Issue on Production
Incident Report for Kili
Postmortem

Post Mortem

Production issue 05/12/2022 - 12/12/2022

Summary

On 5th December 2022 week we encountered a slowness issue on the platform

Incident Timing (UTC+1)

05/12 11:24 am to 9:24 pm => 12/12 3:20 pm to 5: 57 pm 

Incident Timeline (UTC+1)

05/12/2022

  • First alert or first ticket

    • Internally at 11:21 am
  • First Announcement 

    • Status page incident creation at 11:24 am
  • Status page update time

    • 12:00 Investigation in progress:  We are currently investigating this issue.
    • 12:23  Situation under control: The issue has been identified and a fix is being implemented
    • 04:18 pm Incident set to stable: We are continuing to monitor for any further issues
    • 9:24 pm Incident resolved: This incident has been resolved.

06/12/2022

  • First alert or first ticket

    • Internally at 03:17 pm
  • First Announcement 

    • Status page incident creation at 03:20 pm
  • Status page update time

    • 03:25  Situation under control: The issue has been identified and a fix is being implemented
    • 05:00 to 05:10 pm Scheduled maintenance intervention annuncement : The platform will unavailable for 10 mn  
    • 06:06 pm *Incident resolved: *This incident has been resolved.

08/12/2022

  • First alert or first ticket

    • Internally at 1:10 pm
  • First Announcement 

    • Status page incident creation at 01:16 pm
  • Status page update time

    • 9/12 08:49 am  We are continuing to investigate this issue.
    • 9/12 1:37 pm  We are continuing to investigate this issue.
    • 12/12 11:50  A fix has been implemented and we are monitoring the results.
    • 12/12 12:00  We are continuing to monitor for any further issues.
    • 12/12 05:57 pm *Incident resolved: *This incident has been resolved.

 

 

Actions

5/12/2022

Indexes optimisations

6/12/2022

Maintenance operation on our Database (increasing memory and creating indexes)

11/12/2022

Vacuum the asset table to improve performance

12/12/2022

Release a hotfix to fix tcp memory  leak.

End-User Impact

Global slow on the platform could lead to delays on Replica that lead to update issue and make very slow the access to the platform 

Users can not access to the platform due to an issue with authentication

What caused the incident?

The creation by script of several million assets at the same time.

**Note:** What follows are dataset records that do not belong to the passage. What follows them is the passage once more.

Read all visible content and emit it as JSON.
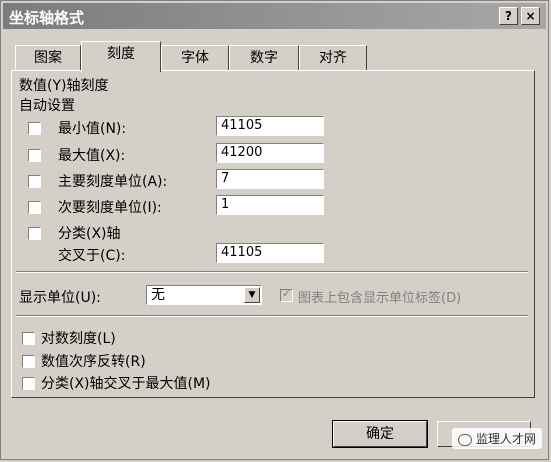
{
  "window": {
    "title": "坐标轴格式",
    "help_label": "?",
    "close_label": "×"
  },
  "tabs": [
    {
      "label": "图案",
      "active": false
    },
    {
      "label": "刻度",
      "active": true
    },
    {
      "label": "字体",
      "active": false
    },
    {
      "label": "数字",
      "active": false
    },
    {
      "label": "对齐",
      "active": false
    }
  ],
  "scale": {
    "section_title": "数值(Y)轴刻度",
    "auto_label": "自动设置",
    "min_label": "最小值(N):",
    "min_value": "41105",
    "max_label": "最大值(X):",
    "max_value": "41200",
    "major_label": "主要刻度单位(A):",
    "major_value": "7",
    "minor_label": "次要刻度单位(I):",
    "minor_value": "1",
    "category_label": "分类(X)轴",
    "cross_label": "交叉于(C):",
    "cross_value": "41105"
  },
  "display_units": {
    "label": "显示单位(U):",
    "value": "无",
    "show_label_text": "图表上包含显示单位标签(D)"
  },
  "options": {
    "log_label": "对数刻度(L)",
    "reverse_label": "数值次序反转(R)",
    "cross_max_label": "分类(X)轴交叉于最大值(M)"
  },
  "buttons": {
    "ok_label": "确定"
  },
  "watermark": {
    "text": "监理人才网"
  }
}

The load has been multiplied by 10

We supported the creation but the time that the platform scale, slowness was felt.

Heavy SQL queries have triggered some zombies connections triggering memory leak on the tcp kernel part, impacting all the k8s node. 

Corrective elements put in place to ensure that this does not happen again

  • Create an alarm on too many dead rows
  • Rate limiting
  • Create an alarm on tcp kernel memory ( /proc/net/sockstat)
Posted Dec 14, 2022 - 15:20 UTC

Resolved
This incident has been resolved.
Posted Dec 12, 2022 - 16:57 UTC
Update
A fix has been implemented and we are monitoring the results.
Posted Dec 12, 2022 - 13:08 UTC
Update
We are continuing to monitor for any further issues.
Posted Dec 12, 2022 - 11:01 UTC
Monitoring
A fix has been implemented and we are monitoring the results.
Posted Dec 12, 2022 - 10:50 UTC
Update
We are continuing to investigate this issue.
Posted Dec 12, 2022 - 09:14 UTC
Update
We are continuing to investigate this issue.
Posted Dec 09, 2022 - 14:37 UTC
Update
Dear all,

We deeply apologize for the inconvenience caused by this incident. Our teams are mobilized to resolve all the issues as soon as possible.

We are sorry that it has affected your work on Kili.

Kind regards,

Kili support team
Posted Dec 09, 2022 - 11:10 UTC
Update
We are continuing to investigate this issue.
Posted Dec 09, 2022 - 08:49 UTC
Update
We are continuing to investigate this issue.
Posted Dec 08, 2022 - 18:07 UTC
Investigating
We are currently investigating this issue.
Posted Dec 08, 2022 - 14:16 UTC
This incident affected: Europe (Kili API).